If you have the technical capability I recommend ordering either the UK DVD or Japanese DVD of Cross Of Iron. It won’t cost you much more (perhaps less) than this unworthy Region 1 DVD release. The imports both present the film in it’s original anamorphic widescreen format, with vastly superior picture and sound. If you don’t have the technical capability, then buy a VHS edition of Cross Of Iron.

5 stars for the film itself, 0 stars for the Hen’s Tooth DVD…hence my 4 star rating.

Cross Of Iron is a masterpiece, one of the greatest anti-war, anti-authoritarian movies. It is one of director Sam Peckinpah’s two finest works — the other being The Wild Bunch. It deserves to be ranked in the same great war movie company as Apocalypse Now, Das Boot, Full Metal Jacket, Paths Of Glory, Saving Private Ryan, Seven Samurai, and Zulu. Its setting on the World War Two Eastern Front, its gruesomeness, and its risk-taking viewpoint on ugly combat from the German side, have tended to count against fair assessment of its considerable artistic achievements. Viewers wary of the morality of its German viewpoint and its explicitness might find that it is fundamentally about humanity in general as a victim of war. The film reflects on the humanity which may be found on all sides of conflict–including Russian humanity portrayed variously as relentless, innocent, brave, and feminine.

Cross Of Iron opens with an intense, chilling montage of nursery rhyme, propaganda, combat newsreel and atrocity.
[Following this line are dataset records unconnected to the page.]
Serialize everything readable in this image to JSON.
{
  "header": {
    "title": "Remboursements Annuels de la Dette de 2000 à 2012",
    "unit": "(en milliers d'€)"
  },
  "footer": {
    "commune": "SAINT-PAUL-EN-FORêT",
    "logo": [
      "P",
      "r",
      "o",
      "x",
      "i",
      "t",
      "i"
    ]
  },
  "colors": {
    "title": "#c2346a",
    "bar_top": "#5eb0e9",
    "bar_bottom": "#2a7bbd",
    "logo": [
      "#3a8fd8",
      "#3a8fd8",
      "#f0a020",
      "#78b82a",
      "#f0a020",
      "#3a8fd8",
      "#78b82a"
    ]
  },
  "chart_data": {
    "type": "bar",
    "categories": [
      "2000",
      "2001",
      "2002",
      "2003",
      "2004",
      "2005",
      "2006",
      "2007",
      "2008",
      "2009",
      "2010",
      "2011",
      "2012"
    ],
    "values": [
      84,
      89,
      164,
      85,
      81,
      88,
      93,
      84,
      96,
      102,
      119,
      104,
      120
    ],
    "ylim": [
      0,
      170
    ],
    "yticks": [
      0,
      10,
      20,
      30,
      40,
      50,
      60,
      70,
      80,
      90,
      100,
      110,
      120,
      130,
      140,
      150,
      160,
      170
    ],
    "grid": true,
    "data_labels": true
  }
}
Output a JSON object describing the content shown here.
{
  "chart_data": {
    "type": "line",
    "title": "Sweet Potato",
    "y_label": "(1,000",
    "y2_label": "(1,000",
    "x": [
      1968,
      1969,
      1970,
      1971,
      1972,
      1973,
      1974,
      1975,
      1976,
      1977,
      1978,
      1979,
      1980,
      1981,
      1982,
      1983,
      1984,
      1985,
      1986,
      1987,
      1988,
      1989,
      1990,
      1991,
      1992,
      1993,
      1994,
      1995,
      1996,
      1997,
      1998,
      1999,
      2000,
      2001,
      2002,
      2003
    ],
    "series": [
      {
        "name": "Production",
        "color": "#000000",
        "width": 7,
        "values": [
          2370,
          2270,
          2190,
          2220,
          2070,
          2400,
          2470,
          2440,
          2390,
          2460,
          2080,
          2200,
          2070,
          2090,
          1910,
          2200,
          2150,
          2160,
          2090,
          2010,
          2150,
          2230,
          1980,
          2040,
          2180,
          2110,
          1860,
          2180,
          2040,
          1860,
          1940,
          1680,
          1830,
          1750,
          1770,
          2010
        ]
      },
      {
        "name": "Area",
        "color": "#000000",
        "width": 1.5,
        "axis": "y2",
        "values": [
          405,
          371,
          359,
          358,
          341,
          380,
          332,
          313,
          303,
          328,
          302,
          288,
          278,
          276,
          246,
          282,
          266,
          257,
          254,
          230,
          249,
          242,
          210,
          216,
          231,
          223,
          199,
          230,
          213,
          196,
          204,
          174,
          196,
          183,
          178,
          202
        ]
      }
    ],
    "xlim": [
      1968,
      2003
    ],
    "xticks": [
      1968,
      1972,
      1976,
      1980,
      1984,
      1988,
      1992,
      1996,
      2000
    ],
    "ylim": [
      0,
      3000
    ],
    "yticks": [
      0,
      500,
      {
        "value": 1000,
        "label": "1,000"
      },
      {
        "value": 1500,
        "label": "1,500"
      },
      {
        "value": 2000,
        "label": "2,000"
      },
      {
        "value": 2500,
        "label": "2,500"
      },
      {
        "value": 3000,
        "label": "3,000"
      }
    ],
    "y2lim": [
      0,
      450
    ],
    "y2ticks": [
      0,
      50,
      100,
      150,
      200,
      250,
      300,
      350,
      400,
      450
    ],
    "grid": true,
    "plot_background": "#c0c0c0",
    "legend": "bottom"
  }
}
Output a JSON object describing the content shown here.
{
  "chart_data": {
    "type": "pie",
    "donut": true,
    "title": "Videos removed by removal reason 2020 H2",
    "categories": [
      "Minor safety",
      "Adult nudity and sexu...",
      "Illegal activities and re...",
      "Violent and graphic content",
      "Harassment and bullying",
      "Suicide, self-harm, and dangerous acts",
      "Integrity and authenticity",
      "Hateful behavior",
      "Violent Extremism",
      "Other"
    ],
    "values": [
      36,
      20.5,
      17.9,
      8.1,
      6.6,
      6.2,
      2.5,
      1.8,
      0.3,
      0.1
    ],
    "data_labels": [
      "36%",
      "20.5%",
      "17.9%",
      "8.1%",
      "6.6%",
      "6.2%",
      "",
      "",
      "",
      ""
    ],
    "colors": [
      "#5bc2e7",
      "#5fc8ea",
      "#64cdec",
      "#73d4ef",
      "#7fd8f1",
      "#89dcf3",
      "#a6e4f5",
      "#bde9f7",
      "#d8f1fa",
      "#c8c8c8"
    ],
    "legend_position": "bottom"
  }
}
By the end of the main title the montage subtly introduces the central characters, a German reconnaissance unit patrolling on the 1943 Russian front.

This 1977 film set rarely matched standards of cinematic mayhem. Cross Of Iron explosions don’t look merely like pretty fireballs — they blast fragments, rocks and debris, leaving no doubt as to why blood gouts from stumps of limbs and shrapnel-shredded entrails… Amid the screams of wounded and dying, as dust subsides from a mortar barrage, an artillery piece shorn of its crew by a near hit swings across a pocked battlefield, its traversing wheel spinning under its own momentum. The carnage occurs in the choreographed slow motion which Peckinpah made his signature.

James Coburn turns in one of his finest roles as Rolf Steiner, a highly decorated NCO who leads a German reconnaissance squad. Steiner fights less for his country than for his comrades. He has low opinions of class and rank distinctions. He is contemptuous both of Nazism and the aristocratic Prussian arrogance of his new superior officer, Captain Stransky, played with great style by Maximilian Schell. But there are hints of a dark side. Although Steiner is articulate and philosophical he has no answer when his love interest during an enforced break from battle, nurse Eva (Senta Berger), bitterly accuses him of being afraid of what he would be without the war.

Among the many fine supporting performances, James Mason plays the war-weary Colonel Brandt. He sees the immorality and futility of German war aims, but his sense of honour and duty about the prevailing struggle makes ceasing to fight unthinkable. David Warner plays Brandt’s out-of-place and out-of-time adjutant, Captain Kiesel, who represents to his colonel the hope that a more enlightened postwar Germany might arise from the ashes of inevitable defeat.

War movie buffs irritated by the technical inaccuracies common in many examples of the genre will find some satisfaction in attention to authenticity of weaponry. A range of genuine WWII German and Russian small arms appears. The T 34/85 tanks are real, although the very picky might argue that this is at least six months premature, and that for the summer of ‘43 they should be T 34/76. Tactics at times deviate from the textbooks, but this is a drama, not a combat manual.

Cross Of Iron is a five-star movie. The Hen’s Tooth Video release is a two-star DVD, with sub-standard picture and sound. But it is worth owning while this great film of a great American director lacks the high quality collectors’ edition Zone 1 DVD release it deserves.